Rutgers appoints Danielle Dick as inaugural director of Rutgers Addiction Research Center
Newswise — Danielle Dick, an internationally recognized and award-winning expert in genetic and environmental influences on human behavior, has been named the inaugural director of the Rutgers Addiction Research Center (RuARC) at Rutgers Brain Health Institute.
Dick will also serve as the Greg Brown Endowed Chair in Neuroscience and Cell Biology and Full Professor in the Department of Psychiatry at Rutgers Robert Wood Johnson School of Medicine.
Most recently, she was Emeritus Commonwealth Professor of Psychology and Human and Molecular Genetics at Virginia Commonwealth University in Richmond, where she led a Behavioral and Emotional Health Research Institute.
Dick will join Rutgers in January 2022. His responsibilities will include leveraging the multidisciplinary expertise of Rutgers scientists and clinicians to advance understanding and develop new addiction treatments.
Under his leadership, RuARC will be New Jersey’s only comprehensive addiction center capable of impacting the addiction epidemic through the diverse strengths of its members by integrating cutting-edge approaches such as precision medicine research, the treatment and care of individuals and families. dealing with substance abuse, public policy innovation and reform aimed at preventing drug use and finding more effective ways for people with substance use disorders to seek treatment.

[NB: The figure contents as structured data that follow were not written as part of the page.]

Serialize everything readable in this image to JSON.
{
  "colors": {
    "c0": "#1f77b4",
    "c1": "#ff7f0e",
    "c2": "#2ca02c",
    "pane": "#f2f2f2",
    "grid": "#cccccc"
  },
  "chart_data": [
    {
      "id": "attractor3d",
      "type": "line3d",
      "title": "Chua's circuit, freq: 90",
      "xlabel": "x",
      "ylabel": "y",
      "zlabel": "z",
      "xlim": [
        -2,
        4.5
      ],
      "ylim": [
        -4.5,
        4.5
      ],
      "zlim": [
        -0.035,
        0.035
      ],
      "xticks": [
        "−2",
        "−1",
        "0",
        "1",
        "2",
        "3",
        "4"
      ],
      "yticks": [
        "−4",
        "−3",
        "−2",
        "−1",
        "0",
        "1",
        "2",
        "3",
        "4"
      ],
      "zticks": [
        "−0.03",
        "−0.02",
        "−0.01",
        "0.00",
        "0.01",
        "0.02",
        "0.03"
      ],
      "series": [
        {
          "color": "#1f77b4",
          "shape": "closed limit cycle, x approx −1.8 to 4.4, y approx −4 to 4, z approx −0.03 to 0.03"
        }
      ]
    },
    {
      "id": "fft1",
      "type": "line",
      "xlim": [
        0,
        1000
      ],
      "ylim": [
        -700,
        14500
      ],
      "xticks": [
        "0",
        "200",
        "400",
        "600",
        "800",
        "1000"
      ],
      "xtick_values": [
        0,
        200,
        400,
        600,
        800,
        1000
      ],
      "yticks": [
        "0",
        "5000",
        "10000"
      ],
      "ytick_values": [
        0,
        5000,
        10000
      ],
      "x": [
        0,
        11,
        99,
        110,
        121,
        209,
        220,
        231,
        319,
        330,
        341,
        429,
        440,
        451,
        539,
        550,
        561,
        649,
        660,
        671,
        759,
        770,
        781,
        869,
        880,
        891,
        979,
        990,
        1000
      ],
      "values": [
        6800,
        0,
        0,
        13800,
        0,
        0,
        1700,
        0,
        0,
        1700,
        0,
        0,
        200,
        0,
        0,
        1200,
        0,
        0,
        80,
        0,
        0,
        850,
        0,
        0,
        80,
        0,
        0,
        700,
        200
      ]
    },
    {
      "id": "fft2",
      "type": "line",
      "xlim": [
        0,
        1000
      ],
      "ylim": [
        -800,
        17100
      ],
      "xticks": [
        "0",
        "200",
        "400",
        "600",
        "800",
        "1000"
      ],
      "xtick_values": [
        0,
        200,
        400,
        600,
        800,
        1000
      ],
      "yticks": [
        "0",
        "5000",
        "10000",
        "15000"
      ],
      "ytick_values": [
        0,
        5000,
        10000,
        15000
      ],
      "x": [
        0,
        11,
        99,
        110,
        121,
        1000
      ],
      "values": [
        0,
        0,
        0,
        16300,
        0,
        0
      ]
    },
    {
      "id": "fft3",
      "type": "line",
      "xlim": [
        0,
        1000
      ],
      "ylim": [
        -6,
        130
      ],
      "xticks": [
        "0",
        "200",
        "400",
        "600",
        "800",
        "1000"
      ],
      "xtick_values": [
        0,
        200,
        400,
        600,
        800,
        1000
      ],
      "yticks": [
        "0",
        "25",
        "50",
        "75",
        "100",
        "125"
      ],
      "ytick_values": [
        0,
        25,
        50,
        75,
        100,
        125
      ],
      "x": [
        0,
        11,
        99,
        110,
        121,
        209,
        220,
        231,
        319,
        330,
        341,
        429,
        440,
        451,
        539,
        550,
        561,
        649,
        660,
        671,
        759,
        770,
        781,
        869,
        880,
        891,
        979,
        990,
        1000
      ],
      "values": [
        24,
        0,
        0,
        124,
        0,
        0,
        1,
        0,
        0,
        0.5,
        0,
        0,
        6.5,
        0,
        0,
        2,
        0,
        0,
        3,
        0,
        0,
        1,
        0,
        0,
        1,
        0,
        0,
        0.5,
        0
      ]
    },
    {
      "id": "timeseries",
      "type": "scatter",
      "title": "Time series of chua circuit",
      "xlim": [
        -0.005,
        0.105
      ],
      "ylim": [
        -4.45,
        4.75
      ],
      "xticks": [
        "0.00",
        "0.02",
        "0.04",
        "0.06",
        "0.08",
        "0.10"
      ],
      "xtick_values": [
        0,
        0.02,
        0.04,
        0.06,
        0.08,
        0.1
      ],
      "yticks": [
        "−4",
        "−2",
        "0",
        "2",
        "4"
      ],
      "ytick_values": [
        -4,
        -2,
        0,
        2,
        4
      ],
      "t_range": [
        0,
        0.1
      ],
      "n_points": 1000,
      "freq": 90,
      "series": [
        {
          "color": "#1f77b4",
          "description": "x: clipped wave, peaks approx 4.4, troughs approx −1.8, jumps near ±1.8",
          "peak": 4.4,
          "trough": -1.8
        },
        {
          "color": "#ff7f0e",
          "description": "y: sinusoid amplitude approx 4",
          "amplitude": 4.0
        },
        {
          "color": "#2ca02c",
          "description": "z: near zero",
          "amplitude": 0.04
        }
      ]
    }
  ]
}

“We are thrilled to have Dr. Dick join us in leading this important initiative,” said Gary Aston-Jones, director of the Brain Health Institute. “Addiction is an international health problem that requires cutting-edge, interdisciplinary research to understand its biological and psychological causes, and create new approaches to treating patients. Dr. Dick has extensive and diverse scientific expertise, as well as exceptional leadership skills. It will facilitate cross-fertilization between many different areas of research that will lead to the discovery of answers to this long-standing health problem.
Dick’s research program focuses largely on characterizing genetic contributions to substance use disorders and applying the results of basic etiological research to inform prevention and intervention. His research projects include identifying genes implicated in substance use and related behavioral health issues; characterize the risk associated with the identified genes, through development and in relation to the environment; and translating basic research findings into improved prevention and response.
She has led and contributed to over 20 National Institutes of Health grants, with grants totaling over $30 million. She has published over 350 peer-reviewed studies in the areas of child development, addiction, mental health, genetics and human behavior, and has won numerous national and international awards for her work. . She was named one of the world’s 1.5% most cited researchers in all scientific fields.
Dick is passionate about bringing research to the public in an engaging and accessible way, though raising awareness as her first book child’s code: Understanding your child’s unique nature for happier and more effective parenting, published by Penguin Random House. She frequently speaks to parents, families and school groups about the causes of substance use disorders and how to prevent or resolve problems in children and family members.
Dick received his Ph.D. from Indiana University.